Sa seule réponse a été que la Ville ne souscrirait plus que des emprunts à taux fixe ou à taux variable « capé ». Evidemment, je ne m’attendais pas à ce qu’il déclare la guerre au monde de la finance qui pourtant aurait pu sans vergogne dépouiller Soisy. Mais lui, au moins, n’a jamais caché qu’il soutenait l’économie libérale.

 

Les temps d’activités périscolaires vont-ils devenir payants à Soisy ?

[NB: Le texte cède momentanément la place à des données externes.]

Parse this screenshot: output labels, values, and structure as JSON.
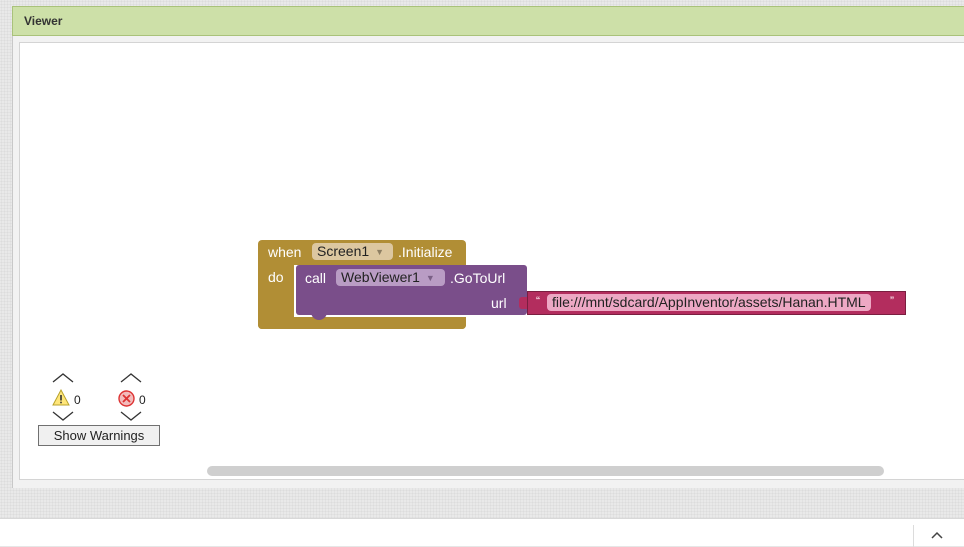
{
  "viewer": {
    "title": "Viewer"
  },
  "blocks": {
    "event": {
      "when_label": "when",
      "component": "Screen1",
      "event_name": ".Initialize",
      "do_label": "do"
    },
    "call": {
      "call_label": "call",
      "component": "WebViewer1",
      "method": ".GoToUrl",
      "arg_label": "url"
    },
    "text": {
      "open_quote": "“",
      "value": "file:///mnt/sdcard/AppInventor/assets/Hanan.HTML",
      "close_quote": "”"
    }
  },
  "warnings": {
    "warning_count": "0",
    "error_count": "0",
    "show_button_label": "Show Warnings"
  },
  "colors": {
    "event_block": "#b18e35",
    "call_block": "#7a4e8a",
    "text_block": "#b32d5e",
    "viewer_header": "#cde0a8"
  },
  "icons": [
    "warning-icon",
    "error-icon",
    "chevron-up-icon",
    "chevron-down-icon"
  ]
}
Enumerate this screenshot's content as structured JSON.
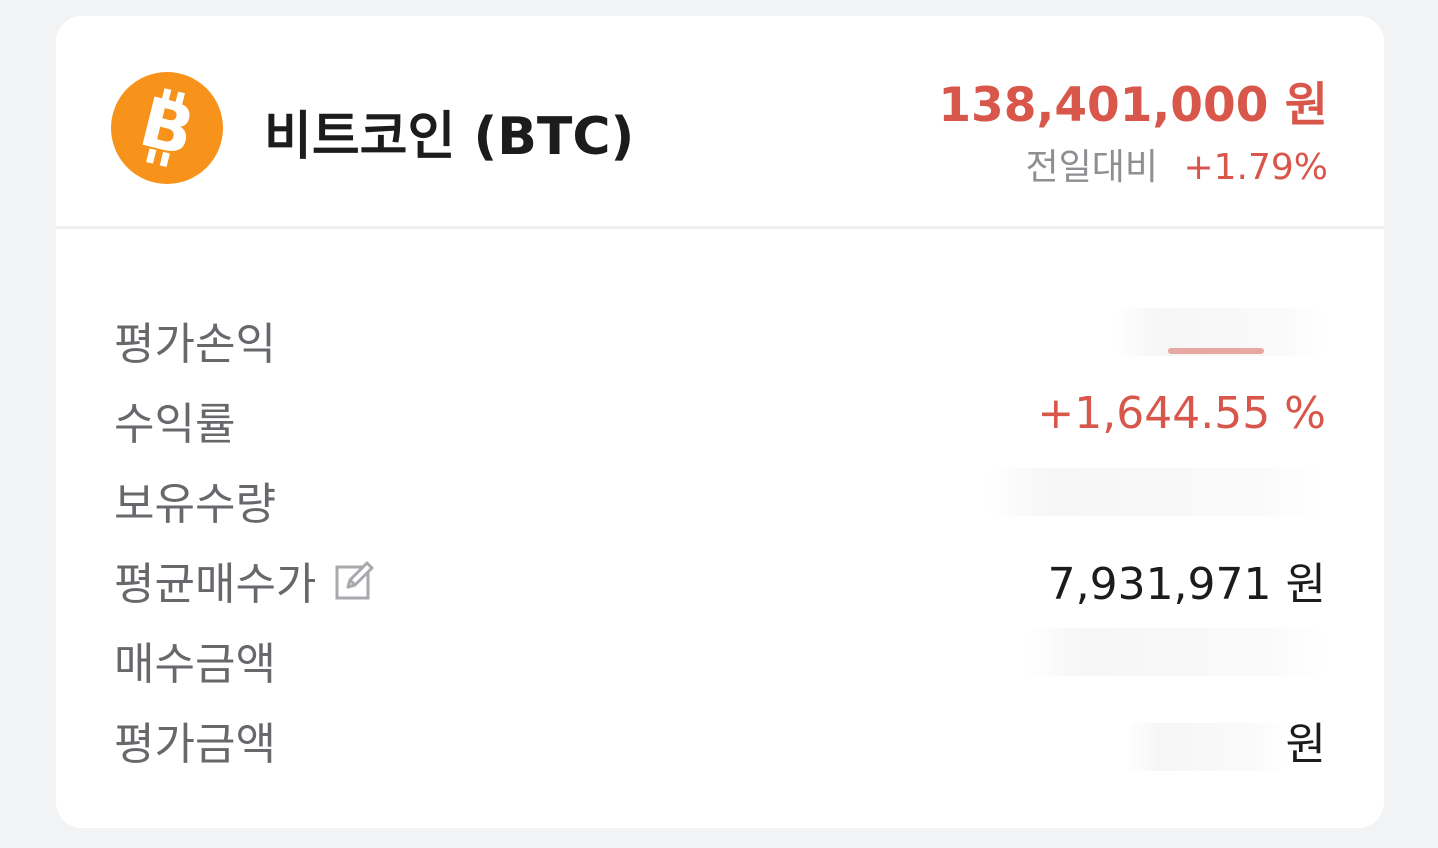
{
  "coin": {
    "name": "비트코인 (BTC)",
    "icon": "bitcoin-icon",
    "logo_color": "#f7931a"
  },
  "price": {
    "value": "138,401,000 원",
    "change_label": "전일대비",
    "change_value": "+1.79%"
  },
  "details": [
    {
      "label": "평가손익",
      "value": ""
    },
    {
      "label": "수익률",
      "value": "+1,644.55 %"
    },
    {
      "label": "보유수량",
      "value": ""
    },
    {
      "label": "평균매수가",
      "value": "7,931,971 원",
      "icon": "edit-icon"
    },
    {
      "label": "매수금액",
      "value": ""
    },
    {
      "label": "평가금액",
      "value": "원"
    }
  ],
  "colors": {
    "up": "#d8564a",
    "label": "#66686c",
    "text": "#1c1c1e"
  }
}
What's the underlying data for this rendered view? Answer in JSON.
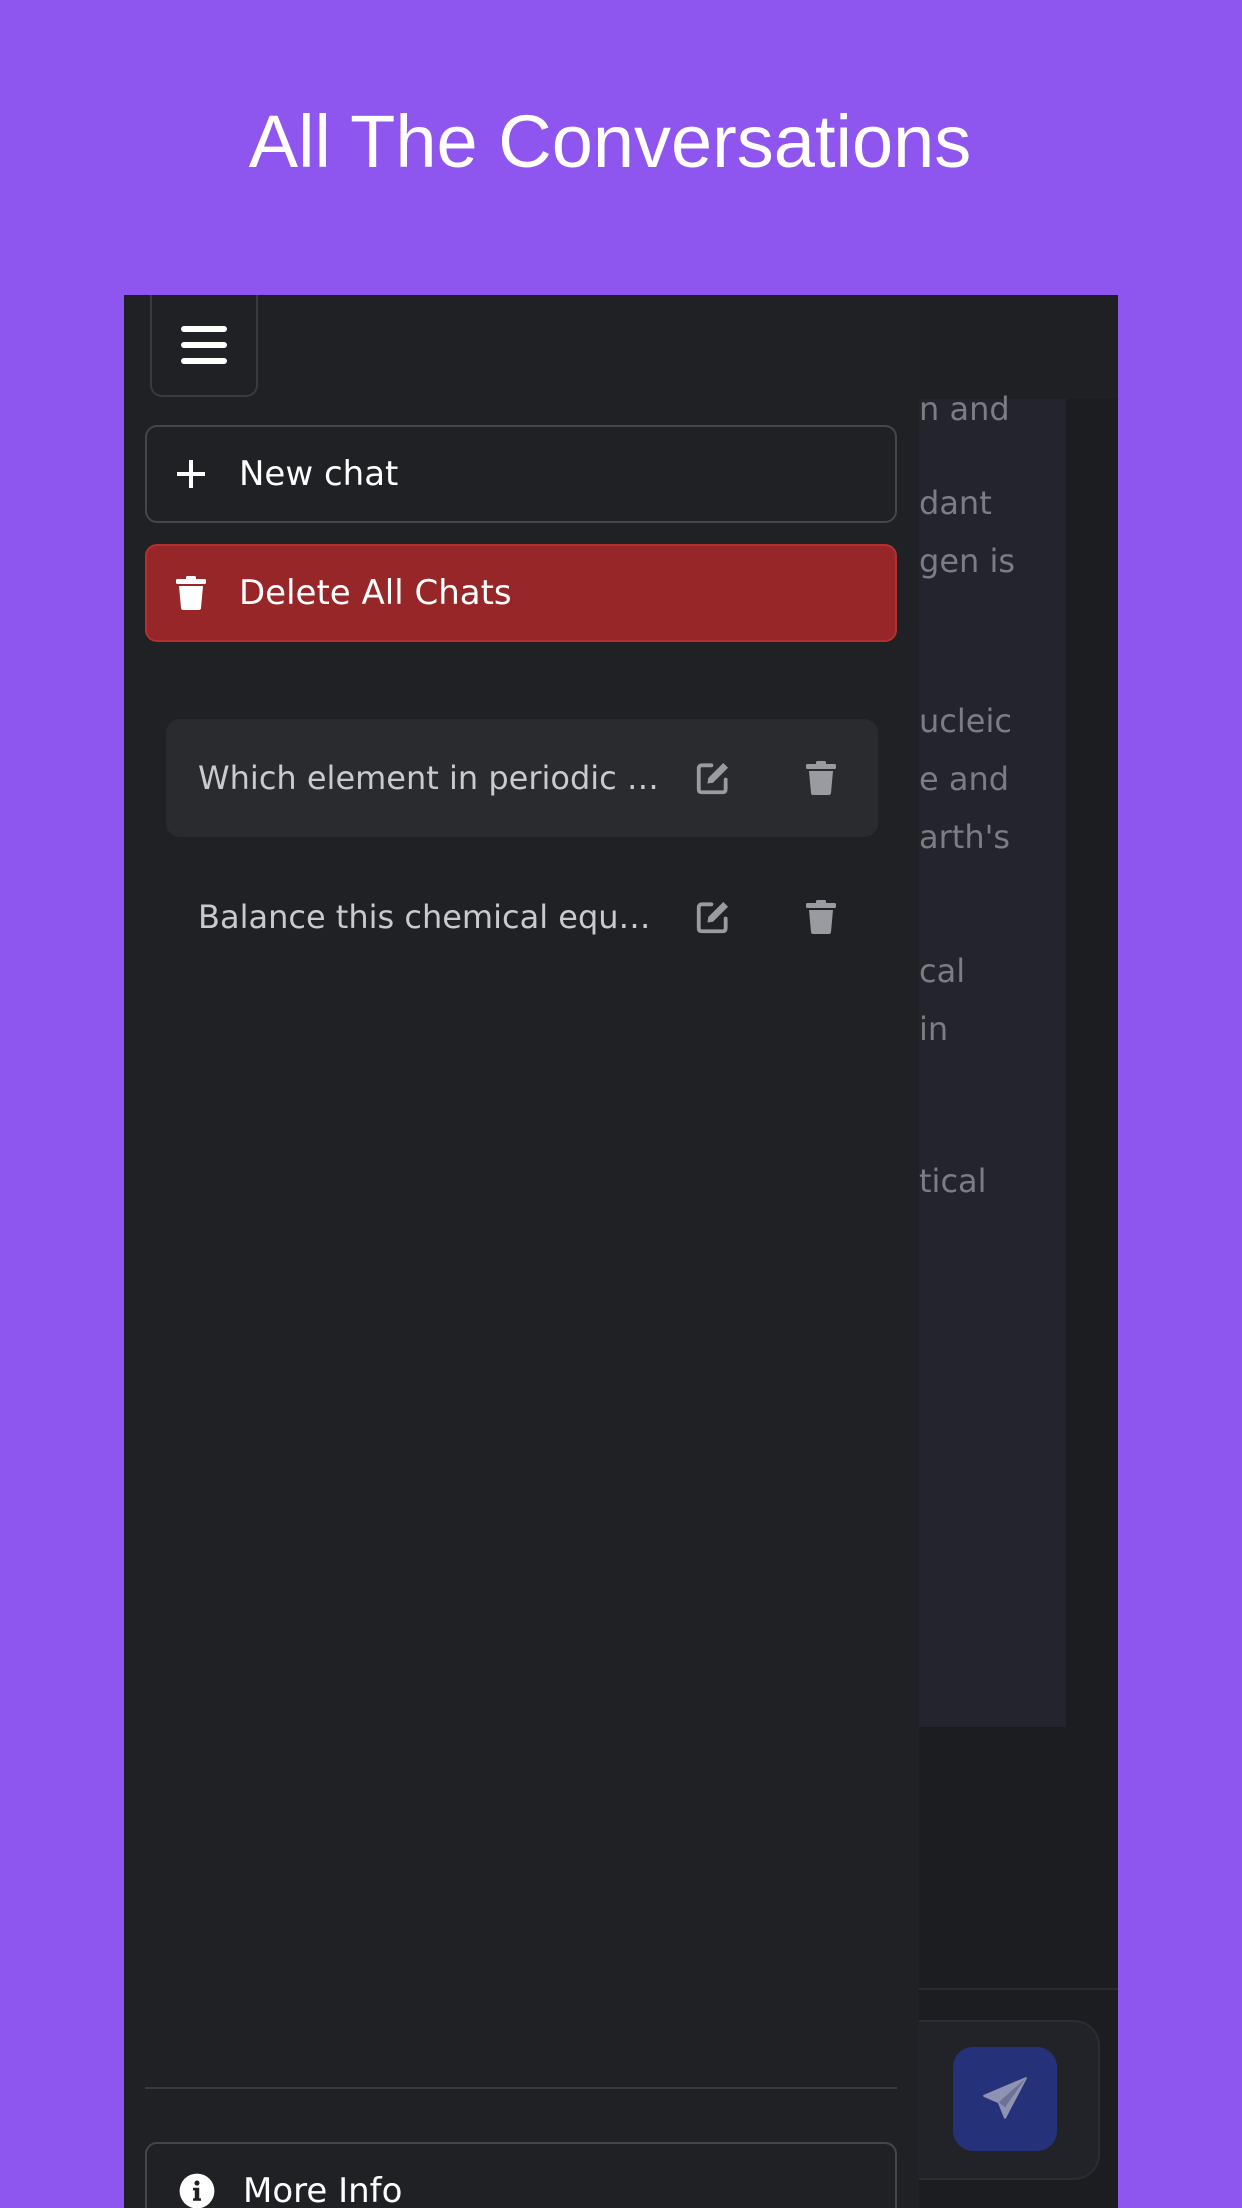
{
  "banner": {
    "title": "All The Conversations"
  },
  "background_chat": {
    "visible_fragments": [
      "n and",
      "dant",
      "gen is",
      "ucleic",
      "e and",
      "arth's",
      "cal",
      "in",
      "tical"
    ]
  },
  "sidebar": {
    "menu_icon": "hamburger-menu-icon",
    "new_chat_label": "New chat",
    "new_chat_icon": "plus-icon",
    "delete_all_label": "Delete All Chats",
    "delete_all_icon": "trash-icon",
    "conversations": [
      {
        "title": "Which element in periodic table is the most abundant",
        "active": true,
        "edit_icon": "edit-icon",
        "delete_icon": "trash-icon"
      },
      {
        "title": "Balance this chemical equation",
        "active": false,
        "edit_icon": "edit-icon",
        "delete_icon": "trash-icon"
      }
    ],
    "more_info_label": "More Info",
    "more_info_icon": "info-icon"
  },
  "composer": {
    "send_icon": "paper-plane-icon"
  },
  "colors": {
    "page_background": "#8e56ef",
    "drawer_background": "#202124",
    "danger": "#962627",
    "send_button": "#253279"
  }
}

Le 4 avril, Luc Strehaiano a pris un arrêté municipal (n° 2015-074) pour décréter que, à partir du 1er septembre, « la participation financière des familles pour les enfants inscrits aux temps d’activité périscolaires (TAP), en maternelle comme en élémentaire, est fixée à 15 euros (forfait mensuel) ». Autrement dit, ces TAP, qui depuis leur mise en place en septembre dernier étaient gratuits, deviennent payants.

Le groupe socialiste a fait un recours contre cet arrêté. Et il est vrai que, à tout le moins, cette décision n’aurait dû être prise qu’après un large débat en conseil municipal, et non pas dans le secret du bureau du maire. L’argument comme quoi l’Etat se décharge de plus en plus de ses responsabilités sur les collectivités territoriales sans apporter de réelle compensation financière est un argument sérieux, mais la charge financière qui va être imposée aux familles est aussi un sérieux problème.

On peut surtout déplorer que cette belle idée de refonte des rythmes scolaires ait finalement, faute de réelle volonté politique de l’Etat, débouché sur une telle pagaille et un tel gâchis, où ce sont encore les plus défavorisés qui vont en faire les frais.